This project allows you to generate data from autoregressive (AR) processes, and fit an AR process to data. The fitting of AR process is implemented in scikit-learn for simple models like Gaussian, Bernoulli, and Poisson AR processes when the maximum likelihood (ML) estimation is used to fit the parameters. But since this setting is very limited, we have implemented the estimation in Pytorch as well. This allows us to fit almost any AR process with any general loss function (negative log-likelihood being an example), using gradient based methods. In each case, there is a base model for generating data and a base model for fitting models, and implementing new AR processes is as simple as defining a sampling function based on the mean paramters of AR process. Similarly, for estimation, implementing estimators for new processes is as simple as implementing negative-log-likelihood loss or even using losses that are already implemented.
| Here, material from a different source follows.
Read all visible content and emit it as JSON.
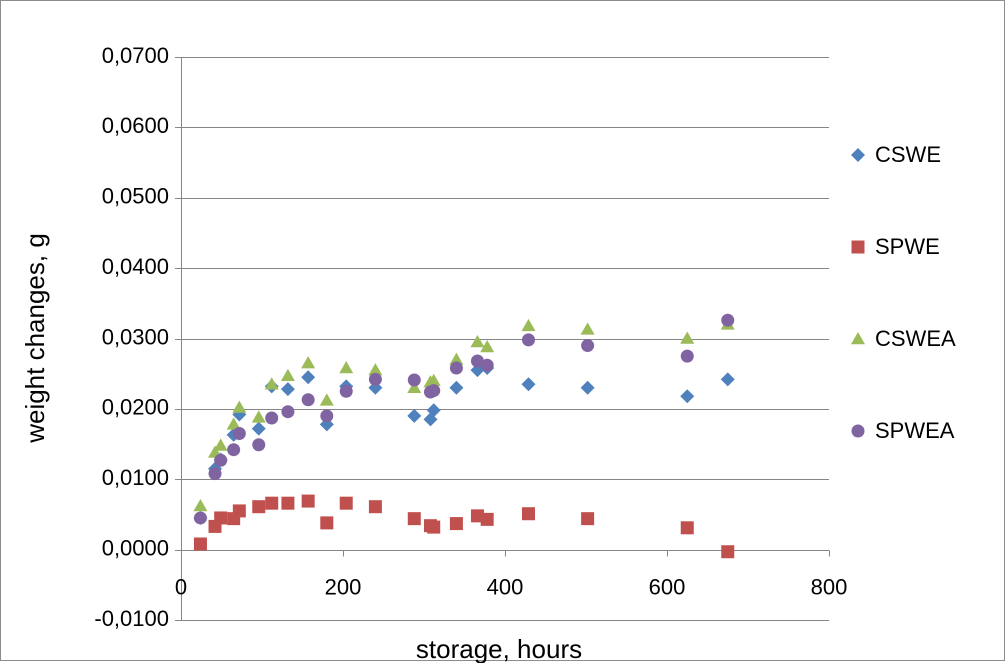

Other than basic Python libraries like Numpy, Pytorch and Scikit-learn are also required depending on the type of estimator used to fit the data. To generate data, Numpy is enough.
There are three files that can be used independently of each other. AR_process_model.py is used to simulate data with an AR process. AR_scikit_regressor.py implements fitting an AR process to data using Scikit-Learn. And, AR_torch_regressor.py implements fitting the process to data using Pytorch package. This guide is good enough to get you started on using these files. A Jupyter notebook of examples will be added in near future.
There is a base model class in this file that is used to implement different types of AR processes. A few simple models such as Bernoulli (BAR), Gaussian (GAR), Poisson (PAR), and Laplace (LAR) autoregressive models are already implemented. To implement other models, the sampling function of the process given the mean paramter needs to be implemented. See the implementation of BAR, GAR or Poisson process for example. To create a Bernoulli process with
BAR = BAR_process(N=5, p=10, sparsity=0.1)
Then, the process can be simulated for a time
BAR.simulate(T=1000)
data = BAR.X #This would be an N*T matrix
This file implements regression for simple AR models using Scikit-Learn. Example usage for a BAR process is
regressor = BAR_regressor(N=5, p=10)
regressor.fit(data, lam=0.1)
where lam () corresponds to
regularization (scaled accroding to number of samples and paramters). This would fit the BAR using regularized maximum likelihood.
The paramters can be recovered as follows:
bias = regressor.bias
mats = regressor.mat
See definition of classes to see what options are available for each method.
This file implements the regressors in Pytorch. A base model class is implemented as AR_torch_base. Using this base model, some common AR models are implemented such as BAR, GAR, PAR. and LAR. Implementing new models is as simple as implementing how the mean paramters are generated from previous samples in the forward method, and how sampling is done using mean paramters. See the implementation of preimplemented models to see how it is done. Also, see AR_dataset class implemented in the same file to see how AR data is genreted from a seqence of samples to be used for training and testing in Pytorch models.
Using the regressors in this file are very similar to the ones implemeted in Scikit-learn:
regressor = BAR_torch_regressor(N=5, p=10)
regressor.fit(data, lam=0.1)
bias = regressor.bias
mats = regressor.mat
See the example at the end of the file to see how all these classes can be used and to see more options that these classes support. For a full list of supported methods and argumets, please refer to the class definitions.